Raising Mary Rose. |
On
the morning of October 11, 1982 just
before foul weather would delay the project another year and after years of technological challenges, fits and starts,
and sometimes dissension on the team,
the operation to raise the wreck finally began.
A special frame that had been
built to encase and stabilize the wreck
was slowly jacked up on four legs
straddling the wreck site to pull
her off the seabed. The massive crane
of the barge Tog Mor was lifted
the frame and hull on to the specially
designed cradle which was padded
with water-filled bags. Then with
Prince Charles, BBC crew, and scores of excited witness the final lift began
with the wreck breaking water at
9:02. Despite one leg of the frame buckling and a corner of the frame slipping nearly 3 feet, the hull was lifted successfully out with minimal damage.
The
hull was brought to the Portsmouth
Historic Dockyard by where Admiral
Horatio Nelson’s flagship Victory was
preserved. Decades of meticulous preservation work was completed in carefully climate controlled environments, much of the time with
the wreck and work observable to the public behind glass.
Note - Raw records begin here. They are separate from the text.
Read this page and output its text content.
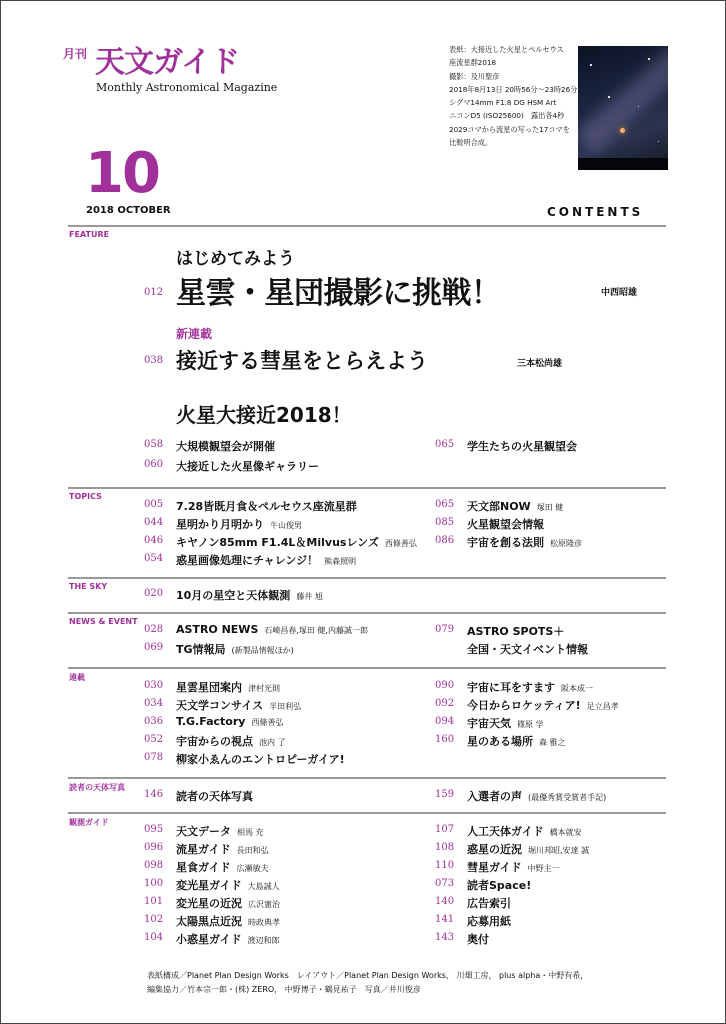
月刊 天文ガイド
Monthly Astronomical Magazine
10
2018 OCTOBER
表紙：大接近した火星とペルセウス
座流星群2018
撮影：及川聖彦
2018年8月13日 20時56分〜23時26分
シグマ14mm F1.8 DG HSM Art
ニコンD5 (ISO25600)　露出各4秒
2029コマから流星の写った17コマを
比較明合成。
CONTENTS
FEATURE
はじめてみよう
012 星雲・星団撮影に挑戦！	中西昭雄
新連載
038 接近する彗星をとらえよう	三本松尚雄
火星大接近2018！
058 大規模観望会が開催
060 大接近した火星像ギャラリー
065 学生たちの火星観望会
TOPICS
005 7.28皆既月食＆ペルセウス座流星群
044 星明かり月明かり 牛山俊男
046 キヤノン85mm F1.4L＆Milvusレンズ 西條善弘
054 惑星画像処理にチャレンジ！ 熊森照明
065 天文部NOW 塚田 健
085 火星観望会情報
086 宇宙を創る法則 松原隆彦
THE SKY
020 10月の星空と天体観測 藤井 旭
NEWS & EVENT
028 ASTRO NEWS 石崎昌春,塚田 健,内藤誠一郎
069 TG情報局 (新製品情報ほか)
079 ASTRO SPOTS＋
全国・天文イベント情報
連載
030 星雲星団案内 津村光則
034 天文学コンサイス 半田利弘
036 T.G.Factory 西條善弘
052 宇宙からの視点 池内 了
078 柳家小ゑんのエントロピーガイア!
090 宇宙に耳をすます 阪本成一
092 今日からロケッティア! 足立昌孝
094 宇宙天気 篠原 学
160 星のある場所 森 雅之
読者の天体写真
146 読者の天体写真	159 入選者の声 (最優秀賞受賞者手記)
観測ガイド
095 天文データ 相馬 充
096 流星ガイド 長田和弘
098 星食ガイド 広瀬敏夫
100 変光星ガイド 大島誠人
101 変光星の近況 広沢憲治
102 太陽黒点近況 時政典孝
104 小惑星ガイド 渡辺和郎
107 人工天体ガイド 橋本就安
108 惑星の近況 堀川邦昭,安達 誠
110 彗星ガイド 中野主一
073 読者Space!
140 広告索引
141 応募用紙
143 奥付
表紙構成／Planet Plan Design Works　レイアウト／Planet Plan Design Works， 川畑工房， plus alpha・中野有希，
編集協力／竹本宗一郎・(株) ZERO， 中野博子・鶴見祐子　写真／井川俊彦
Special care also had to be taken with
hundreds of artifacts from the wreck which went on display in the nearby Mary Rose Museum.
Viewing Mary Rose behind glass at the new Mary Rose Museum in Portsmouth. |
The
new Mary Rose Museum was designed by
architects Wilkinson Eyre, Perkins+Wil and carefully built over and around
not only he wreck but the historic dry
dock at a cost of £35
million. It opened to the public on
May 31, 2013. More than 50 million
visitors have already toured the facility and this year it was voted the most popular tourist attraction in Europe.
Preservation of the hull is finally
nearly complete. It is slowly being
dried under careful conditions. The
process should be complete this year or next.
But right now visitors can see the resurrected Mary Rose.